Aber auch bei den Auseinandersetzungen im Einzelhandel, bei H&M und bei Amazon, die von Solidaritätskreisen unterstützt werden, in denen sich vor allem die außerparlamentarische Linke einbringt. Ein Unterschied zu Frankreich und Italien ist dabei, dass in Deutschland diese Arbeitskämpfe mit ver.di von einer großen Branchengewerkschaft geführt werden, wobei auch Reibereien nicht ausbleiben.

Abgeschlossen wird das Bändchen mit einem stark theoretischen Beitrag der Gruppe „Antifa Kritik und Klassenkampf“ aus Frankfurt am Main, in welchem diese ihr Engagement in oben genannten Soli-Kreisen mit der Absicht begründet, eine Verbindung von antikapitalistischer Perspektive und konkreten Einzelkämpfen herzustellen. Wenn auch aus einer anderen Position heraus und in einem deutlich didaktischeren Tonfall, zeigt die Begründung für diese Orientierung am Klassenkampf auch Ähnlichkeiten zum oben zitierten Selbstverständnis der französischen Basisgewerkschafter: „Wird in kollektiven Erfahrungs- und Reflexionsprozessen deutlich, dass die eigenen Bedürfnisse hier und heute nur befriedigt werden, sofern sie sich der Wertvergesellschaftung anpassen, vermitteln sich Bedürfnisse mit der kritischen Einsicht, dass eine gesellschaftliche Produktion, die auf die Bedürfnisbefriedigung und -entfaltung der Gesellschaftsmitglieder gerichtet ist, nur jenseits der kapitalistischen Klassengesellschaft zu haben ist“ (S. 105).
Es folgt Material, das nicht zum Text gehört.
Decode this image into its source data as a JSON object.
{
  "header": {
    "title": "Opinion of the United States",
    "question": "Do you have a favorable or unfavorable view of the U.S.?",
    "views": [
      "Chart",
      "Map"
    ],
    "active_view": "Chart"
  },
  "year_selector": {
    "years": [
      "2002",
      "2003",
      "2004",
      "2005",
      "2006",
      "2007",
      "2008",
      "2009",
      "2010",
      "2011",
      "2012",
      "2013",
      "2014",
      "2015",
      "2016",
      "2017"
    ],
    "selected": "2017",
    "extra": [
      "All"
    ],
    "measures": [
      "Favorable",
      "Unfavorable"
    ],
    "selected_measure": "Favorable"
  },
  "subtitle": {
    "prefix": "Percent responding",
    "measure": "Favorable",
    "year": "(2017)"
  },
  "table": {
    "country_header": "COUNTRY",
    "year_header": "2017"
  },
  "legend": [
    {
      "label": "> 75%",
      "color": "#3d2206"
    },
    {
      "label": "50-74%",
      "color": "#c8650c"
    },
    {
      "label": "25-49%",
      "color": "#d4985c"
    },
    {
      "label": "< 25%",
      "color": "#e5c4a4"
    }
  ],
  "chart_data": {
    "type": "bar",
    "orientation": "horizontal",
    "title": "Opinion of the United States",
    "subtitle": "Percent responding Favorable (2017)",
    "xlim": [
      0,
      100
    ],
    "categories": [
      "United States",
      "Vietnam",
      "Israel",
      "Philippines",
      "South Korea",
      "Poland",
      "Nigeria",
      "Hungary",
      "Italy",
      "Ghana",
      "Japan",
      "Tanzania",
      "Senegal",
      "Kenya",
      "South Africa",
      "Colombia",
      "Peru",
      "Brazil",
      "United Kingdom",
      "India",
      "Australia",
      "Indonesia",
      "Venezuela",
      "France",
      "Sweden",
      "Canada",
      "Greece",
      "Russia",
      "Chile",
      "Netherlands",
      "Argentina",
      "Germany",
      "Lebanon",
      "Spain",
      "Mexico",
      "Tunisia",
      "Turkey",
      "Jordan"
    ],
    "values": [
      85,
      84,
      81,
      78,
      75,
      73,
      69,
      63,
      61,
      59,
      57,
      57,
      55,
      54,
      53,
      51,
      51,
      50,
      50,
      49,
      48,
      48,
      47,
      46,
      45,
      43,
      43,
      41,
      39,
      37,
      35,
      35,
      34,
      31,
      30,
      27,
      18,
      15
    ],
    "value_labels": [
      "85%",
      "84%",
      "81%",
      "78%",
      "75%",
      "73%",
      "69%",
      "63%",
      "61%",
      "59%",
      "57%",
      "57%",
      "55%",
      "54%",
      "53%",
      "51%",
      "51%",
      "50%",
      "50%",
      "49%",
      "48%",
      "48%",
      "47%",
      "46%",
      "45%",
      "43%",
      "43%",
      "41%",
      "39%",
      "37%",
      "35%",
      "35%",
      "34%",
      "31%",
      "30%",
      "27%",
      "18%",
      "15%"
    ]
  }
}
Der Text endet mit einem Vorschlag zum Aufbau von Strukturen zur Herstellung von Solidarität zwischen Lohnabhängigen aus unterschiedlichen Branchen und gesellschaftlichen Bereichen. Darunter werden „Streikende, Betriebsgruppen, Arbeitsloseninitiativen, Repro-Arbeiter_innen oder Soli-Aktivist_innen“ (S. 107) verstanden, die sich „rund um die Orte, an denen Herrschaft und Ausbeutung sich alltäglich reproduzieren“ (S. 108) organisieren. Das lässt wiederum an ähnliche Experimente der jüngsten Zeit in Italien denken, nicht zuletzt an die lokalen Organisations- und Unterstützungsstrukturen für die Logistikarbeiter und -arbeiterinnen.

Das Sammelbändchen ist sicher keine Fachliteratur. Eine ausführlichere Einleitung, die die vielen teils sehr unterschiedlichen Beiträge miteinander in Beziehung setzt und sie versucht mit gemeinsamen Thesen über die neuen Arbeitskämpfe zu unterfüttern, wird nicht geboten.

Für Leserinnen und Leser aber, die sich über neuere und teils ungewöhnliche Auseinandersetzungen am Arbeitsplatz aus erster Hand informieren wollen, ebenso wie für solche, die in ähnliche Kämpfe verwickelt sind, ist es dennoch eine anregende Lektüre, die zudem handlich und auch für Menschen mit wenig Zeit zubereitet worden ist.